Os contos de fada remetem as crianças aos mitos universais do herói em luta contra as forças do mal, amenizando os temores infantis.
 No nosso comportamento também podemos observar “rituais”: as comemorações de “quinze anos”, o trote de calouros, os festejos de ano novo, todos esses eventos possuem ressonâncias míticas, lembram os “ritos de passagem” próprios da consciência primitiva.
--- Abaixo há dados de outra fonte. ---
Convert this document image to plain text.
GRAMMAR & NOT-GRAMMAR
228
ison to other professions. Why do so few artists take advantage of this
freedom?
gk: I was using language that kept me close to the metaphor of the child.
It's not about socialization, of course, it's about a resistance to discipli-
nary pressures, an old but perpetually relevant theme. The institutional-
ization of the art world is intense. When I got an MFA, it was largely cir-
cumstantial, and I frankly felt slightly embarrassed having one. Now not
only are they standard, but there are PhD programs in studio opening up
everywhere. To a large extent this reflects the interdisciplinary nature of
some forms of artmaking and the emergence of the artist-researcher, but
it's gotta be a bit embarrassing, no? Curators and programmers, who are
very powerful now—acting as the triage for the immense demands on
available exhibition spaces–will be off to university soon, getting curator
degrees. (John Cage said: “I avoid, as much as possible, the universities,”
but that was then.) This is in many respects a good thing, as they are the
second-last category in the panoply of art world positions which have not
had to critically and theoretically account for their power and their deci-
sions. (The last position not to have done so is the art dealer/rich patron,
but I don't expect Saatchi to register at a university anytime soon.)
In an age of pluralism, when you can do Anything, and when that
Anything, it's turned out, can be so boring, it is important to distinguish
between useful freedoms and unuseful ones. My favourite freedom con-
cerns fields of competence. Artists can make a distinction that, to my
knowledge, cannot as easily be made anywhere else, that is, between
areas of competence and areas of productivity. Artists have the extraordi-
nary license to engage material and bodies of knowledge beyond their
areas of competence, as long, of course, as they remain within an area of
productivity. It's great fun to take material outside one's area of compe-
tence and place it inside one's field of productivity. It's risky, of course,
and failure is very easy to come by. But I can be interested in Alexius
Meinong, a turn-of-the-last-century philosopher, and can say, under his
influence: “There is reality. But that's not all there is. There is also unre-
Rito é a celebração de um culto ou realização de cerimônia feita de acordo com certas regras baseadas na tradição religiosa ou sociocultural de um povo ou grupo social. Os “ritos de passagem” são aqueles que, em certas sociedades primitivas, marcam a entrada do indivíduo na vida adulta. 
Hoje o mito não se apresenta com a abrangência de antes; os mitos modernos não abrangem mais a totalidade do real. As pessoas escolhem seus mitos sem que haja coerência entre eles. Embora ainda tenha força para inflamar paixões, não se apresenta mais com o caráter existencial que tinha no mito primitivo. O aprimoramento da reflexão e da crítica racional permite-nos rejeitar os mitos prejudiciais, aqueles que levam a desumanização (quem pode se esquecer do “mito da raça ariana” defendido pelos nazistas?), rejeitar também a leitura dogmatizada , as interpretações literais que levam ao fundamentalismo. 
O surgimento da filosofia
Engessado pela casta sacerdotal que controlava a religião pública e fazia dele uma leitura dogmatizada, o mito vai perdendo seu valor e sua força. Já não respondia mais às legítimas indagações do espírito humano. Surge a idéia de um saber irrefutável, que não pode ser negado nem por homens, nem por deuses, nem pela mudança do tempo. A filosofia surge então como alternativa, como uma nova opção de conhecimento, propõe uma nova interpretação da realidade. Os primeiros pensadores designaram esse saber com palavras da língua grega: Sophia (saber), logos ( razão), aletéia (verdade), episteme (ciência). Como já foi dito, a Filosofia nasce não como cosmogonia ou teogonia, mas como cosmologia , “explicação da ordem do mundo pela determinação de um princípio original e racional que é origem e causa das coisas e sua ordenação. A ordem – cosmos – deixa de ser o efeito de relações sexuais entre entidades e forças vitais, deixa de ser uma genealogia, para tornar-se o desdobramento racional e inteligível de um princípio originário.” A filosofia, entretanto, não pretende negar o mito, mas propor uma nova interpretação da realidade. Ela surge como uma nova opção de conhecimento. Platão faz do mito um importante instrumento pedagógico. É conhecido o seu Mito da Caverna. A filosofia nega, destrói, desmascara os falsos mitos; com relação a esses desempenha mesmo um papel demolidor. O aprimoramento da reflexão e da crítica racional, como já dissemos, permite-nos rejeitar os falsos mitos, os prejudiciais, aqueles que levam a desumanização. Um exemplo desses falsos mitos é o MITO DA SUPERIORIDADE DA RAÇA ARIANA, teoria da superioridade racial aproveitada pelo programa político do nazismo, que identificava os alemães como raça superior. Um outro exemplo é o MITO DO CIENTIFICISMO. Augusto Comte, fundador do positivismo, opõe radicalmente MITO e RAZÂO. Inferioriza o mito como sendo uma explicação fracassada da realidade. O positivismo explica a evolução da espécie humana em três estádios: o mítico, o filosófico e o científico, sendo este último superior aos outros e considerado como o único válido para se chegar à verdade. Ao fazer isso, exalta a ciência , criando um novo mito: o “mito do cientificismo” , que é a crença na ciência como único saber possível, como única interpretação válida do real. O mito do cientificismo dá origem a outros mitos, como o mito do progresso, da objetividade e da neutralidade científicas. 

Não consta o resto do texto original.